We had no clue where in Wuhan we were and it was now late dusk.  Anxiety level back to a reasonable 7/10.  At least I made it off the bus.


***
We now managed to catch a taxi; a legal taxi.  I tossed my backpack in the empty backseat and then crawled in after it, like I had done many times on this trip, while Raymond took the passenger seat and spoke with the driver.

My first impression was the driver was going to kick us out of the taxi.  From my sense of listening to the tone of the Mandarin conversation between Raymond and the driver and the driver’s wildly waving hands, either the driver did not know where we wanted to go or he just did not want to take us.  We still had not pulled away from the curb.

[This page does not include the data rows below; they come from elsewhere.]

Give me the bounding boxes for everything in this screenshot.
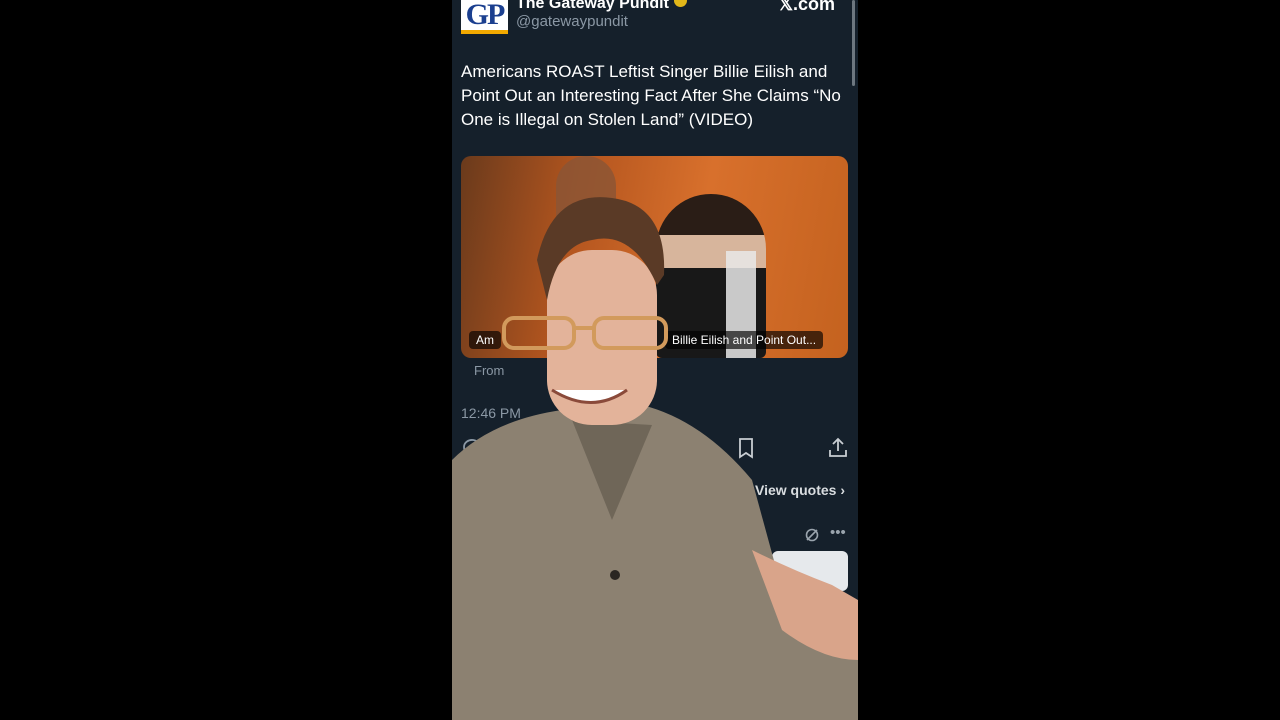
account-handle[interactable]: @gatewaypundit [516, 13, 628, 30]
account-name[interactable]: The Gateway Pundit [516, 0, 687, 13]
account-name-text: The Gateway Pundit [516, 0, 669, 12]
tweet-screen: GP The Gateway Pundit @gatewaypundit 𝕏.c… [452, 0, 858, 720]
creator-video-overlay [452, 197, 858, 720]
post-text: Americans ROAST Leftist Singer Billie Ei… [461, 62, 841, 129]
site-watermark: 𝕏.com [778, 0, 835, 14]
verified-badge-icon [673, 0, 687, 7]
scrollbar[interactable] [852, 0, 855, 86]
account-avatar[interactable]: GP [461, 0, 508, 34]
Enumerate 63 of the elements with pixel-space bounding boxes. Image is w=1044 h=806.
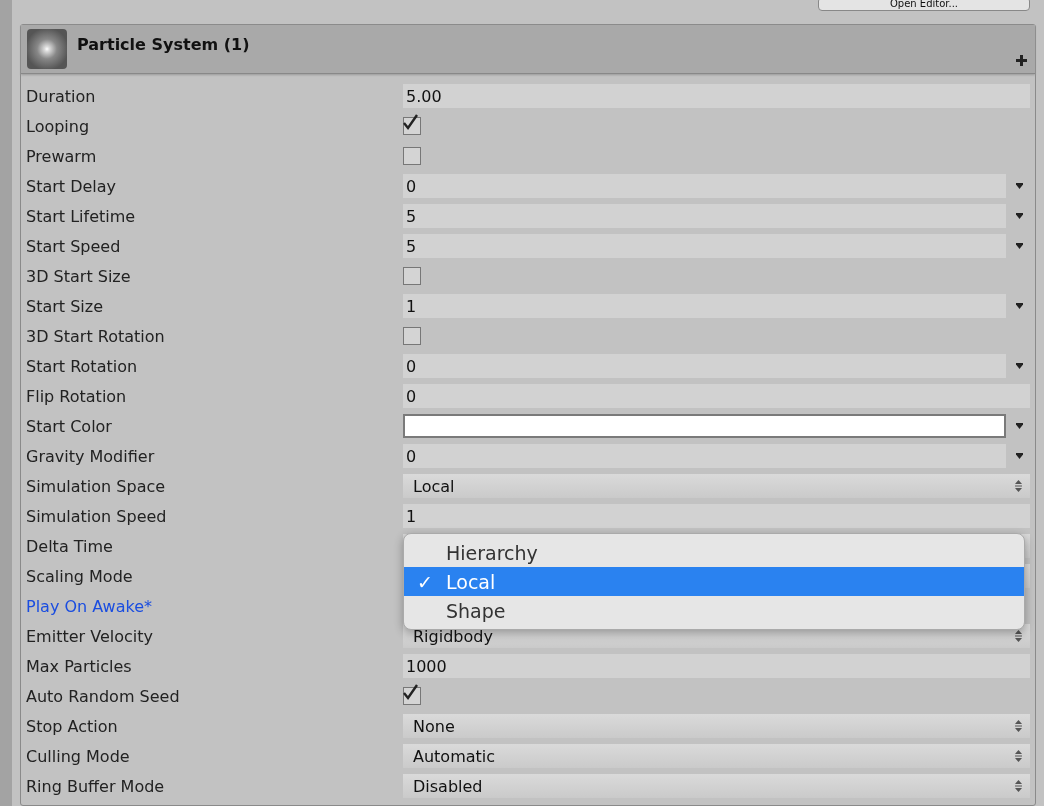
property-label: Ring Buffer Mode [26,776,166,796]
number-field[interactable]: 0 [403,174,1006,198]
property-label: Delta Time [26,536,114,556]
property-label: Max Particles [26,656,133,676]
number-field[interactable]: 0 [403,354,1006,378]
checkbox[interactable] [403,327,421,345]
property-label: Flip Rotation [26,386,128,406]
up-down-arrows-icon [1015,480,1022,492]
dropdown-arrow-icon[interactable] [1016,303,1023,309]
menu-item[interactable]: Hierarchy [404,538,1024,567]
checkbox[interactable] [403,267,421,285]
property-label: Looping [26,116,91,136]
up-down-arrows-icon [1015,780,1022,792]
dropdown-arrow-icon[interactable] [1016,363,1023,369]
popup-field[interactable]: Automatic [403,744,1030,768]
property-label: Scaling Mode [26,566,134,586]
property-label: Gravity Modifier [26,446,156,466]
property-label: 3D Start Rotation [26,326,166,346]
dropdown-arrow-icon[interactable] [1016,423,1023,429]
menu-item[interactable]: Shape [404,596,1024,625]
popup-field[interactable]: Disabled [403,774,1030,798]
number-field[interactable]: 0 [403,444,1006,468]
dropdown-arrow-icon[interactable] [1016,213,1023,219]
up-down-arrows-icon [1015,720,1022,732]
property-label: 3D Start Size [26,266,132,286]
up-down-arrows-icon [1015,750,1022,762]
property-label: Start Delay [26,176,118,196]
popup-field[interactable]: Local [403,474,1030,498]
particle-icon [27,29,67,69]
up-down-arrows-icon [1015,630,1022,642]
color-field[interactable] [403,414,1006,438]
number-field[interactable]: 0 [403,384,1030,408]
property-label: Start Lifetime [26,206,137,226]
property-label: Emitter Velocity [26,626,154,646]
property-label: Stop Action [26,716,119,736]
property-label: Culling Mode [26,746,131,766]
number-field[interactable]: 1000 [403,654,1030,678]
component-title: Particle System (1) [77,35,250,54]
dropdown-arrow-icon[interactable] [1016,453,1023,459]
checkbox[interactable] [403,687,421,705]
property-label: Prewarm [26,146,98,166]
property-label: Simulation Speed [26,506,168,526]
property-label: Start Rotation [26,356,139,376]
open-editor-button[interactable]: Open Editor... [818,0,1030,11]
property-label: Auto Random Seed [26,686,181,706]
property-label: Simulation Space [26,476,167,496]
number-field[interactable]: 5 [403,234,1006,258]
menu-item[interactable]: ✓ Local [404,567,1024,596]
property-label: Start Color [26,416,113,436]
checkbox[interactable] [403,147,421,165]
number-field[interactable]: 5.00 [403,84,1030,108]
property-label: Duration [26,86,97,106]
popup-field[interactable]: None [403,714,1030,738]
property-label: Start Size [26,296,104,316]
dropdown-arrow-icon[interactable] [1016,183,1023,189]
plus-icon[interactable] [1016,55,1027,66]
property-label: Start Speed [26,236,122,256]
number-field[interactable]: 1 [403,504,1030,528]
checkbox[interactable] [403,117,421,135]
number-field[interactable]: 1 [403,294,1006,318]
property-label: Play On Awake* [26,596,153,616]
dropdown-arrow-icon[interactable] [1016,243,1023,249]
number-field[interactable]: 5 [403,204,1006,228]
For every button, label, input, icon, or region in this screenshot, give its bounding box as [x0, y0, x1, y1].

The driver finally pulled away from the curb while arguing with his dispatcher over the radio about where we were going.  I still figured there was a chance we would get thrown out of the taxi, but Raymond told me the driver figured out where we were going.  However, since it was rush hour and we were so far out of way, it would take about an hour.  I didn’t care.  The ride would at least allow me to calm down.  I could sit back here and relax despite the fact that the driver was screaming and hand waving at Raymond the whole trip.  On went the ear buds and on went the Beth Hart.  Beth’s voice and especially her hard-rocking Live at the Paradiso spent plenty of time in my head on this trip.  

Oh, as for the driver's screaming and hand waving, I would later find out that the driver was merely proud of Wuhan and pointing out its sites and major visitors to Raymond.